Monday 23 July 2018

UDOL/IEMA Seminar Highlights on Skills for a Sustainable Economy

The University of Derby Online Learning (UDOL) in partnership with Institute of Environmental Management and Assessment (IEMA), organized a seminar on “Developing Skills for a Sustainable Economy” last month in Port Harcourt. and we were in attendance. The seminar revolved around human and business interactions with the environment, the global mega-trends & how we respond to them, and the necessary skills for a sustainable economy. The highlights of the seminar are as follows;

  • The typical Nigerian business has its impacts directly and indirectly on the environment through its processes or operations and through the supply chain channels. Businesses in Nigeria should therefore always have business sustainability as their watchword. While some businesses such as a bank typically believes its operations are environment friendly and as such can be considered sustainable enough. However, one of the factors to consider before giving out a loan should be whether or not the loan receiver is opting for an investment that is environment friendly or not. It is therefore pertinent to come to terms with the fact that sustainability itself, most times, is not about the primary physical operations but also about the impact the resources within us make.

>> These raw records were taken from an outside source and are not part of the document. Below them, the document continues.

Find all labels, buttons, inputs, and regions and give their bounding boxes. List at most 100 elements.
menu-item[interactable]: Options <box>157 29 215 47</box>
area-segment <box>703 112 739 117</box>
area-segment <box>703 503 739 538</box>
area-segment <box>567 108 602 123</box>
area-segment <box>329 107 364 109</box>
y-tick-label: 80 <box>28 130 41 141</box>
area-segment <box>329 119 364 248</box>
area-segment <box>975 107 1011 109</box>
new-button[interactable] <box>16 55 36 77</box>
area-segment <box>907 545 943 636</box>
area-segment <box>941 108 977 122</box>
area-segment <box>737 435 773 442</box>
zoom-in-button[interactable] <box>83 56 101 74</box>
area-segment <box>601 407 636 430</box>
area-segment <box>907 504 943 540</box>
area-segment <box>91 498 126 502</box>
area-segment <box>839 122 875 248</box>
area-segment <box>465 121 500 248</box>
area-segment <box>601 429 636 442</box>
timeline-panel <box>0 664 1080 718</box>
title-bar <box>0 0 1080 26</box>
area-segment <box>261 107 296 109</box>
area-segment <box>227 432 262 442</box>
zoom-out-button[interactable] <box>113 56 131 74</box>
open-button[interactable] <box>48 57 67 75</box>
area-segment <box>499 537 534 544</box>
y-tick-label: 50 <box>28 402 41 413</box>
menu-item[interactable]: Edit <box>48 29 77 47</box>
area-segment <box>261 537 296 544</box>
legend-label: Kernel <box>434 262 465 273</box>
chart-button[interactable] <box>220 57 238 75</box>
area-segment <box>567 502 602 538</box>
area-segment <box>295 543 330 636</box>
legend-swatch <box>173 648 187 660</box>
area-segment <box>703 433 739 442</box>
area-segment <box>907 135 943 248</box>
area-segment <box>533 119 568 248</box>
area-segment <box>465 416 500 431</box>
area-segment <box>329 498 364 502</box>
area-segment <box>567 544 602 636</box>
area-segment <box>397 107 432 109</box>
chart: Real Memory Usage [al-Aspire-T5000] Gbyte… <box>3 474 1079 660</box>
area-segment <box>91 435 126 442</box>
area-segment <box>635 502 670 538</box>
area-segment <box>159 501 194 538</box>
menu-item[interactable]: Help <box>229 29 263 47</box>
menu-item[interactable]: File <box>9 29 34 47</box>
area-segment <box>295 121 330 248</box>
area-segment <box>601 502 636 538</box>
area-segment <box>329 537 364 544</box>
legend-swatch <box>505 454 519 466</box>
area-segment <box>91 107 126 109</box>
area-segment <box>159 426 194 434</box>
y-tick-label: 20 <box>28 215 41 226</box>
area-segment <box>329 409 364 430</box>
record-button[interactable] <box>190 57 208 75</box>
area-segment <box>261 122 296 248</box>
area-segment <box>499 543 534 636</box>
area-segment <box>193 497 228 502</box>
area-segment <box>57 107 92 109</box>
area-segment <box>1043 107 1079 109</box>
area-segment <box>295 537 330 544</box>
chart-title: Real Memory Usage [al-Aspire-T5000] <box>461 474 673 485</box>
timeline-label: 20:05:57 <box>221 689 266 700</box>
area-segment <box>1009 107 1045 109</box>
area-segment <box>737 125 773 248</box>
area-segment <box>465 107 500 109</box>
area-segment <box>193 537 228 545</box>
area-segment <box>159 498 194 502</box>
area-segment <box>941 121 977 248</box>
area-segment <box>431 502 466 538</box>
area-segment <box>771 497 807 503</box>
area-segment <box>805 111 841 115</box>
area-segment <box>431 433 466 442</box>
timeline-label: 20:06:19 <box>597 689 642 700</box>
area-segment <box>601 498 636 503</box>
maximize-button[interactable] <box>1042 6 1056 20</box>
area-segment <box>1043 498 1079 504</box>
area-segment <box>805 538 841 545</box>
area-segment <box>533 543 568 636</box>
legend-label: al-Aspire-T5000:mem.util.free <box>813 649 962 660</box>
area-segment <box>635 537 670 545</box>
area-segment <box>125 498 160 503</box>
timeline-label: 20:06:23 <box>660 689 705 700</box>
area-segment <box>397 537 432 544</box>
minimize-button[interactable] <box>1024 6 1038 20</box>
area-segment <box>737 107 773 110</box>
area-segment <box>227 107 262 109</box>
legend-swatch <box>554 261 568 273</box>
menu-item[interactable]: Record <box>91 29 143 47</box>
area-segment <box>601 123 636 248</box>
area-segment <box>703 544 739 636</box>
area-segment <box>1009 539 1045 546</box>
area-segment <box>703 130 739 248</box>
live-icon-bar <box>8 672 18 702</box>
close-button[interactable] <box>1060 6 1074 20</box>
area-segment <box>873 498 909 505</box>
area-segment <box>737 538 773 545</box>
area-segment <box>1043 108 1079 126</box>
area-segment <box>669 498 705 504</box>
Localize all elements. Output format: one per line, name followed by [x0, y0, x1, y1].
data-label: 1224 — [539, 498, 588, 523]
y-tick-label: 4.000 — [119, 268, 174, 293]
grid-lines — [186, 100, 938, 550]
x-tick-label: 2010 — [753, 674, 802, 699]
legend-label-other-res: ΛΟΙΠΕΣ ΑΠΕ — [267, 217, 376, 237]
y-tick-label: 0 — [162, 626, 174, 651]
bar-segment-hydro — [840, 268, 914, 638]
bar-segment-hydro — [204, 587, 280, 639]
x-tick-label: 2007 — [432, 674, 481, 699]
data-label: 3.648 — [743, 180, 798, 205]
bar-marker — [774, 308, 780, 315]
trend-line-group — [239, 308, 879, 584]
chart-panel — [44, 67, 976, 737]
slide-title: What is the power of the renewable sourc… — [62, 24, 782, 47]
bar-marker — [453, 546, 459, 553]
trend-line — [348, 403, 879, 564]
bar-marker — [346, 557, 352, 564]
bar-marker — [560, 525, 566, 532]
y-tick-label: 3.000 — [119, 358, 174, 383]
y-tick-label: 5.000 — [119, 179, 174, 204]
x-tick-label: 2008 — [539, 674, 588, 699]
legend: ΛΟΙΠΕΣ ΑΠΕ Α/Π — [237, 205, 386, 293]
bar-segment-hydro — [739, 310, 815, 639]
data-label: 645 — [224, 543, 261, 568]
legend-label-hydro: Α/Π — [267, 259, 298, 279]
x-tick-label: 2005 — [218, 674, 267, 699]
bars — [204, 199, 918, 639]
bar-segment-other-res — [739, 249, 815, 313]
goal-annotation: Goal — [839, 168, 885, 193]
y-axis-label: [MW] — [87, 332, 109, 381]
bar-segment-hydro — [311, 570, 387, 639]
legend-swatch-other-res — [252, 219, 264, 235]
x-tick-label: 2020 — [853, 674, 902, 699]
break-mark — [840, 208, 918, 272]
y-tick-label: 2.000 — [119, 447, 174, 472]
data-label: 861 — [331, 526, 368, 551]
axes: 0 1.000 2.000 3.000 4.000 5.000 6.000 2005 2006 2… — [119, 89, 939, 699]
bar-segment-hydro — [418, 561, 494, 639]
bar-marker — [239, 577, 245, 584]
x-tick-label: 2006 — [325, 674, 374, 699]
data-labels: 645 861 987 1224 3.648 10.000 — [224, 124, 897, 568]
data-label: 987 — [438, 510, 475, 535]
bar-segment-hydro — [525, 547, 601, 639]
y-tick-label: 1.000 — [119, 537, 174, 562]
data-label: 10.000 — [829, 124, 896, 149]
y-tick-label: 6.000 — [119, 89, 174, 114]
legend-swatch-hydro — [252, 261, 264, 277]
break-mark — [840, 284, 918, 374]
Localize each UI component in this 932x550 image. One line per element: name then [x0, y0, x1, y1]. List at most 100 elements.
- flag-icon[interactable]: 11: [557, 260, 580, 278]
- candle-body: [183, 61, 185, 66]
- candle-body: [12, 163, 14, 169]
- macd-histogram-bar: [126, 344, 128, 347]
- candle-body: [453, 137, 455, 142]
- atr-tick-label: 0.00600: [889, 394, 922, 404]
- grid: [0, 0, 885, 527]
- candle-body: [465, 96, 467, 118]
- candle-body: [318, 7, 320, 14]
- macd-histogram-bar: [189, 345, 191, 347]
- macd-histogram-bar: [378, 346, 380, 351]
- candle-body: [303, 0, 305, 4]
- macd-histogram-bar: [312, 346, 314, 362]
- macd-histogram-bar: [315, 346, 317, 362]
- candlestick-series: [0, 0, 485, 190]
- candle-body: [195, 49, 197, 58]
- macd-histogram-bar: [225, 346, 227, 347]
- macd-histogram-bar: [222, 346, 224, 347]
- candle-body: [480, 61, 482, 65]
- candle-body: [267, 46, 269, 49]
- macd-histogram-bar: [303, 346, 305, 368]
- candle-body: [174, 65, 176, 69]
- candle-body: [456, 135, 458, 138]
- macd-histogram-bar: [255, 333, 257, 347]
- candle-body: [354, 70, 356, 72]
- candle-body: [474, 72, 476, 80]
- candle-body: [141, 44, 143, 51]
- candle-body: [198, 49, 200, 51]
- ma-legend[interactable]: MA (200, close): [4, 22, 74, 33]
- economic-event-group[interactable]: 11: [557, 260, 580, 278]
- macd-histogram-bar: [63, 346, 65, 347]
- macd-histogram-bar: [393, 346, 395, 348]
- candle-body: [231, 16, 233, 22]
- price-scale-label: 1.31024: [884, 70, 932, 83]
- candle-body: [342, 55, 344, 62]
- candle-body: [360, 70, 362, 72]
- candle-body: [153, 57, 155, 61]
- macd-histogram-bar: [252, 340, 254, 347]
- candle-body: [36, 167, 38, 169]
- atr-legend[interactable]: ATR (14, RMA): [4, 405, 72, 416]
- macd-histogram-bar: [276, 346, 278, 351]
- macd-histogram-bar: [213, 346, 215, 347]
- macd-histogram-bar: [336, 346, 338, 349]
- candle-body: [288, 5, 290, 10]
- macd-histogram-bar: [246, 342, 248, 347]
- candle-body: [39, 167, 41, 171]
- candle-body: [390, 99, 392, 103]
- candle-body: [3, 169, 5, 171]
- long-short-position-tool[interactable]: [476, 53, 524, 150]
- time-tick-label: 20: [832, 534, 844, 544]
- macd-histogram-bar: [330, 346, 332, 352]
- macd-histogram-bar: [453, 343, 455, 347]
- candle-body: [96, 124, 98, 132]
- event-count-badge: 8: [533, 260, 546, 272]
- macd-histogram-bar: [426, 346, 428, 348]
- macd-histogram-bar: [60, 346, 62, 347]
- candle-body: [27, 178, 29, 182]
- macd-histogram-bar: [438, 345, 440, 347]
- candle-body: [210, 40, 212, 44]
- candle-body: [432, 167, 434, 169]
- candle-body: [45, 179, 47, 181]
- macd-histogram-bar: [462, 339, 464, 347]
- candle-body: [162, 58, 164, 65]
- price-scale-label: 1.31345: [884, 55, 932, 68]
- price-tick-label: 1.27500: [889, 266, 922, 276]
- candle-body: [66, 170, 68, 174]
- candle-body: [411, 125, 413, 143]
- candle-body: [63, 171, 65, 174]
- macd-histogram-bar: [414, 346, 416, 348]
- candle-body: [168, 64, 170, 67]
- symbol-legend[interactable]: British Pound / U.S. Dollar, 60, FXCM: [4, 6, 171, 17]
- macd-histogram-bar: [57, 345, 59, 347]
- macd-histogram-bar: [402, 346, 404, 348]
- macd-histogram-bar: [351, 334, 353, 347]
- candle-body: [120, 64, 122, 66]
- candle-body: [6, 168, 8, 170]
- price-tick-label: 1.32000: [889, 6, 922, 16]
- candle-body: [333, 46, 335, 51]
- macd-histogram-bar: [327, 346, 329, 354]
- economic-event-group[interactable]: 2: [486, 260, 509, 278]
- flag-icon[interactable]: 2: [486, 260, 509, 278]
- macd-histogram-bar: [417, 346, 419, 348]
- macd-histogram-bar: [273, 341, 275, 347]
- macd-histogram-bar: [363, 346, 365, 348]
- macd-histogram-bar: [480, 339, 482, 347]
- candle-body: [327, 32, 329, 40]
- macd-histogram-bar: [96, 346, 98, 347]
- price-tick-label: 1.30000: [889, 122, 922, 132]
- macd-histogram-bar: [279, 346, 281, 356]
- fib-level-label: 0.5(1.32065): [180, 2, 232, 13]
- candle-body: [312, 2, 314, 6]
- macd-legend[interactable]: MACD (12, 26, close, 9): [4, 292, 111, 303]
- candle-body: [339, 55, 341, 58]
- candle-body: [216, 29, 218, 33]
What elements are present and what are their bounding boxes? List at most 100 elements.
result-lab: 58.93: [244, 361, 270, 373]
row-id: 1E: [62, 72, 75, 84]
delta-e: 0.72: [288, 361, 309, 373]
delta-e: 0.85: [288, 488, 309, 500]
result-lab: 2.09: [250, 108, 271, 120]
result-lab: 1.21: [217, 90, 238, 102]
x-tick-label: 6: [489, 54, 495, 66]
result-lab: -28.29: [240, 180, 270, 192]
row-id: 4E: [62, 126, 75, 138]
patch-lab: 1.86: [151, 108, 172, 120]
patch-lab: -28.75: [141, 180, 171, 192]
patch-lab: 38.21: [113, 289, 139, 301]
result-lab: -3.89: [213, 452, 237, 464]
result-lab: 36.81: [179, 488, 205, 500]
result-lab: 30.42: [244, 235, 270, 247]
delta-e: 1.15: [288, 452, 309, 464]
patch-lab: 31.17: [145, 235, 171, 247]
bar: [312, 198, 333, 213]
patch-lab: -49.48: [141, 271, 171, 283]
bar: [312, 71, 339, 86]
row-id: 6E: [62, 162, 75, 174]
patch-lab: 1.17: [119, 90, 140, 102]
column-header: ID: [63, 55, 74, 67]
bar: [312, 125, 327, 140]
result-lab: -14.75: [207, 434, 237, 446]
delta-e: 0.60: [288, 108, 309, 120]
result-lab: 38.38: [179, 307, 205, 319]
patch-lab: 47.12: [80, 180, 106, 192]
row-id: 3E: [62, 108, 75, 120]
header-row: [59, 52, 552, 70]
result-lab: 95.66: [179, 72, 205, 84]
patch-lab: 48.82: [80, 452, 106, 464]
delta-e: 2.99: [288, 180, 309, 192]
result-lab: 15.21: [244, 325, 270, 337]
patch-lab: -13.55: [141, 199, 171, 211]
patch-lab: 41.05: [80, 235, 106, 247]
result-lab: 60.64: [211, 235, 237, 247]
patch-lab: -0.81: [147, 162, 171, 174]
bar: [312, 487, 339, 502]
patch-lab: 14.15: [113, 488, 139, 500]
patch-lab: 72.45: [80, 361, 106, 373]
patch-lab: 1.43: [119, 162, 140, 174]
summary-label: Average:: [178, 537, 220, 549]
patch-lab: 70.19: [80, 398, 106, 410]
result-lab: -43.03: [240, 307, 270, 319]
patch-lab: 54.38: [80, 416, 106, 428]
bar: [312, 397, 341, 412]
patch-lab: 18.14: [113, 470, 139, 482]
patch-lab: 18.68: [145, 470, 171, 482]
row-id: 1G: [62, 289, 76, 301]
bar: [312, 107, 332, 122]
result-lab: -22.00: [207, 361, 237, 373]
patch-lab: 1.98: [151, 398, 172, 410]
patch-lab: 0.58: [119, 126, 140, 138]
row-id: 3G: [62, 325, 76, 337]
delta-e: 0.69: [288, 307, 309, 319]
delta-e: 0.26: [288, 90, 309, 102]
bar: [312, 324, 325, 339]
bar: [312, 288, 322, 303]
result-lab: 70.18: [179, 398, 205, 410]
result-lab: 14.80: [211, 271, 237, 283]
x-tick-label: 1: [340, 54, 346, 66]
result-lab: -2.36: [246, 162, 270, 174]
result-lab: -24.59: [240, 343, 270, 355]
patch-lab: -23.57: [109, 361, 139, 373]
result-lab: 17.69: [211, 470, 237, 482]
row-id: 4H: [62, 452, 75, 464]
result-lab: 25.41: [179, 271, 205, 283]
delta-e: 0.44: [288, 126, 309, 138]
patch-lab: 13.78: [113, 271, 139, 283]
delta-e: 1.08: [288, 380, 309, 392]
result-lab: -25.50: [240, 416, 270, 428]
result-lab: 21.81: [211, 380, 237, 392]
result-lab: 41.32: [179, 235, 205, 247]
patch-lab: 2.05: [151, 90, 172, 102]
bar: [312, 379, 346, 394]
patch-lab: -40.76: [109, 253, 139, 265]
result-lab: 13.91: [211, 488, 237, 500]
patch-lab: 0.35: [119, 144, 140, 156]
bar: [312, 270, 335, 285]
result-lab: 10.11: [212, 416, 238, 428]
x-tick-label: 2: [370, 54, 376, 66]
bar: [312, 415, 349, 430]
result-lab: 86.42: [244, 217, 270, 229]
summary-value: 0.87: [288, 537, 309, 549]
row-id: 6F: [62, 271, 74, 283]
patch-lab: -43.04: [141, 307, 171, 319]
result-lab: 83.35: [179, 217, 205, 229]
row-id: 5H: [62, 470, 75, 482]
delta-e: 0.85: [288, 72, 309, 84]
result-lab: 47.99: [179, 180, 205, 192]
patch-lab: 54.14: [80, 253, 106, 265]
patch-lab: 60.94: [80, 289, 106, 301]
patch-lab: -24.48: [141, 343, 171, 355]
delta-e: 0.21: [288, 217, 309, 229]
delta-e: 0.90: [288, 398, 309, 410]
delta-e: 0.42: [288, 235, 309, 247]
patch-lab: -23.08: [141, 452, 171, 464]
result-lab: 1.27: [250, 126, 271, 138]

  • Our current population is growing at an alarming rate such that Nigeria would be the 5th most populous country in the world by 2050, ahead of Indonesia and behind the USA. The current global mega-trend is such that the effect of population growth would be exacerbated if the economic development does not augur with the predicted growth. With Nigeria winning the award of World’s Poverty capital according to the World Bank, we should get ready for what is to come. The indices of Population, Education and Economic Prosperity cannot be overemphasized as they remain juxtaposed in the development of a nation.

  • Climate change is a global mega-trend whose negative impacts we are currently facing. Effects such as flooding, water stress, pollution, soil degradation & desertification, and droughts are environmental issues we have come to terms with almost on a daily basis. It has been projected that by 2050, 50% of yields from Agriculture will be lost in some African countries and about 60% of the global population will face water issues by the same year if nothing is done. While 52% of agricultural land is already affected by moderate to severe degradation, there will be 60% increase in food demand to feed 9.7billion humans by 2050.

  • The sustainability challenge must be our core idealism as we hope to develop on all facets, and this development must happen within our means. In 2017, Kate Raworth developed a module known as The Doughnut of Planetary Boundaries, which aims to create a safe space within which we as humans must operate to keep us from shooting above the ecological ceiling and face the consequences. We must therefore ensure our social foundation and economic policies are hinged on sustainable factors such as water, food, energy, education, social equity, political voice, housing, networks, gender equality etc. These factors, if maintained are going to keep us within the cycle of regenerative and distributive economy, otherwise known as the safe and just space for humanity. Once we overshoot, we begin to face the negative impacts such as climate change, ozone layer depletion, biodiversity loss, air pollution, freshwater withdrawals, etc.
The Doughnut of Planetary Boundaries - Kate Raworth (2017)

  • Our responses must be intentional. The purpose of a business must be redefined around creating shared value, according to Michael Porter and Daniel Kramer. Sustainability must become the key driver of innovation such that only companies that make sustainability a goal will achieve competitive advantage. For corporate sustainability to have meaning, there must be a rethinking of business models, products, technologies and processes. And as United Nations Global Impact puts it, corporate sustainability is a company’s delivery of long-term value in financial, environmental, social and ethical terms. The SDGs and Africa Goals must come to fore in terms of business practices.
Our economy in in dire need of sustainable agents who are passionate about restoring the planet to what is used to be. Innovation needs to be the drive even as opportunities are spotted, organizations must ensure their structures and processes need to be tailored around sustainability. Skills for shaping sustainable business practice must be enshrined in the operational management of organizations. Perhaps, individuals, government and organizations can finally foster a healthy competition in terms of environmental sustainability and a sustainable economy as a whole.